The study initially developed an electromagnetic wave propagation simulation model for partial casing discharge to analyze the dynamic electromagnetic wave propagation process comprehensively. Subsequently, the Time Difference of Arrival (TDOA) localization algorithm underwent optimization through integration with the neural network, simulated annealing algorithm, and Bayesian algorithm.
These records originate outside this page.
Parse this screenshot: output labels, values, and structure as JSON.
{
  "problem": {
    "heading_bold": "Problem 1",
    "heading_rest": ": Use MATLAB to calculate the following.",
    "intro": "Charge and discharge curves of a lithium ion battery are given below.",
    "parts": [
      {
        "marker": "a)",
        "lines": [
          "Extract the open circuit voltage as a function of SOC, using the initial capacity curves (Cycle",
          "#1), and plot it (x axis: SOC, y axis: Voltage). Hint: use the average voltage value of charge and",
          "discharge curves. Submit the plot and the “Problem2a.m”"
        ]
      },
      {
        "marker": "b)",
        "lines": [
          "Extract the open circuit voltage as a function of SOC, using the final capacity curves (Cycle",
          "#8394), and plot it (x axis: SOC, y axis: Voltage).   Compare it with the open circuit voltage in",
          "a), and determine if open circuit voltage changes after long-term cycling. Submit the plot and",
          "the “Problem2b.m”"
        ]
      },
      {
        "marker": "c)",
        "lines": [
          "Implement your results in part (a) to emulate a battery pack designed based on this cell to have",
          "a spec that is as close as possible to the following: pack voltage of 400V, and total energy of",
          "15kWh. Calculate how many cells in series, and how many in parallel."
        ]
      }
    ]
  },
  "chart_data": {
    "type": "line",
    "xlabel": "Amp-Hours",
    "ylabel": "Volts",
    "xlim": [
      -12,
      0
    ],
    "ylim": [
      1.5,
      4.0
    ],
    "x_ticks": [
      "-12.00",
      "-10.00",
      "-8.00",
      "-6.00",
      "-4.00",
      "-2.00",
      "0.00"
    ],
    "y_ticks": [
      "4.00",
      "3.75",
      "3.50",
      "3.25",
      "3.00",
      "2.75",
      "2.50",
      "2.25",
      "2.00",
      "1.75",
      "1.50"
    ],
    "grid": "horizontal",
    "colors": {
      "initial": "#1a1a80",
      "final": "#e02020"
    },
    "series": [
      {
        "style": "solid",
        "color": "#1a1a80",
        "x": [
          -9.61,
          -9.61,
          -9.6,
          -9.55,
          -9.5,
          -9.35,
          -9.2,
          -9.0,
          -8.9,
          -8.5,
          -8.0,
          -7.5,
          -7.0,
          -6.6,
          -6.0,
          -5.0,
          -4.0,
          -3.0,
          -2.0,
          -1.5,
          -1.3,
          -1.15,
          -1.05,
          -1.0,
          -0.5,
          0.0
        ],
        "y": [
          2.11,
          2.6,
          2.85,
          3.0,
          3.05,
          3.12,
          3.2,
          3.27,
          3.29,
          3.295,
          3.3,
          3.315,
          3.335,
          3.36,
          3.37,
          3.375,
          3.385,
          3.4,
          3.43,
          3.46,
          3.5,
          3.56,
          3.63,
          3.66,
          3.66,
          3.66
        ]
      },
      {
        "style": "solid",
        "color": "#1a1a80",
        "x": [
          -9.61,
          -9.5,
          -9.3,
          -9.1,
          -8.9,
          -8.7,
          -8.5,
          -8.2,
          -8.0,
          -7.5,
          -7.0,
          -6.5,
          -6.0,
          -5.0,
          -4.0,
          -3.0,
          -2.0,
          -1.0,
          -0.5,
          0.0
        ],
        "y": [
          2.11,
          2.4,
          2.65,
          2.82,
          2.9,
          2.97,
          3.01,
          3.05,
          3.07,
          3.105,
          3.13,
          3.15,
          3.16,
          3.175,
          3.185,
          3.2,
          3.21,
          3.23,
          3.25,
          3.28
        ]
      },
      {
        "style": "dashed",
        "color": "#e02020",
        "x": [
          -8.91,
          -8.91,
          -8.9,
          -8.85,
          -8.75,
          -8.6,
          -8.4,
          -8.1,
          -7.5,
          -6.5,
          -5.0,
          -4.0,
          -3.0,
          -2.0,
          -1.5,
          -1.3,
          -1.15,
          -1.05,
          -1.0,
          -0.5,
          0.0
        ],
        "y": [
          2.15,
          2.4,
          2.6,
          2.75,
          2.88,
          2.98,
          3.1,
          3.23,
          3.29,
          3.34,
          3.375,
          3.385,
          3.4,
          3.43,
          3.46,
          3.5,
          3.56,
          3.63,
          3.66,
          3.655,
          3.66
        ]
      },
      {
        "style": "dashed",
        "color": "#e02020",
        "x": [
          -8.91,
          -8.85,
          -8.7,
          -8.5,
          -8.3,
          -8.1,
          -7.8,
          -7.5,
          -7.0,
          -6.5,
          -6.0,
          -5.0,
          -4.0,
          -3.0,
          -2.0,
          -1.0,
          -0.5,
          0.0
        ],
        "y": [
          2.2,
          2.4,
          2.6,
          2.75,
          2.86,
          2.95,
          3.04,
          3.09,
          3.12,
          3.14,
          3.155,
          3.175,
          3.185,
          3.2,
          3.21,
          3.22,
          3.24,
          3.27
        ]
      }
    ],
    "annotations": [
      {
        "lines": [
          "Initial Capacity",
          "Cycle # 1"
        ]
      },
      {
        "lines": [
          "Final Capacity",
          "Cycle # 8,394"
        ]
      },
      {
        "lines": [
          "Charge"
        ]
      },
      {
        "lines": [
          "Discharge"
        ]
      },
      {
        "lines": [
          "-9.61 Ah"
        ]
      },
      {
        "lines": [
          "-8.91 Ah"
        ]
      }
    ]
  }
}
Simulation results demonstrate that electromagnetic wave signals propagate into outer space as spherical waves through the oil gap between the flange end screen and the upper casing section. The maximum electric field intensity direction exhibits substantial variations between the casing surface and the far end. The enhanced algorithms demonstrate improved localization accuracy. The neural network-based TDOA achieves a reduced Mean Absolute Percentage Error (MAPE) of 5%, with over 80% of errors contained within 0.5 units of the actual position in each coordinate direction. The Bayesian-based improvement demonstrates a MAPE of 8%, with 70% of errors within 0.8 units. The simulated annealing-based enhancement achieves a MAPE of 6%, with 85% of errors within 0.6 units.
Based on the characteristics of the electromagnetic wave signal propagation process in the internal and external space of the oil-paper insulation sleeve, this article further improves the of the TDOA positioning algorithm based on the neural network.
The enhanced TDOA localization algorithm, incorporating neural network, simulated annealing, and Bayesian algorithms, successfully improves the accuracy of partial discharge localization in bushings.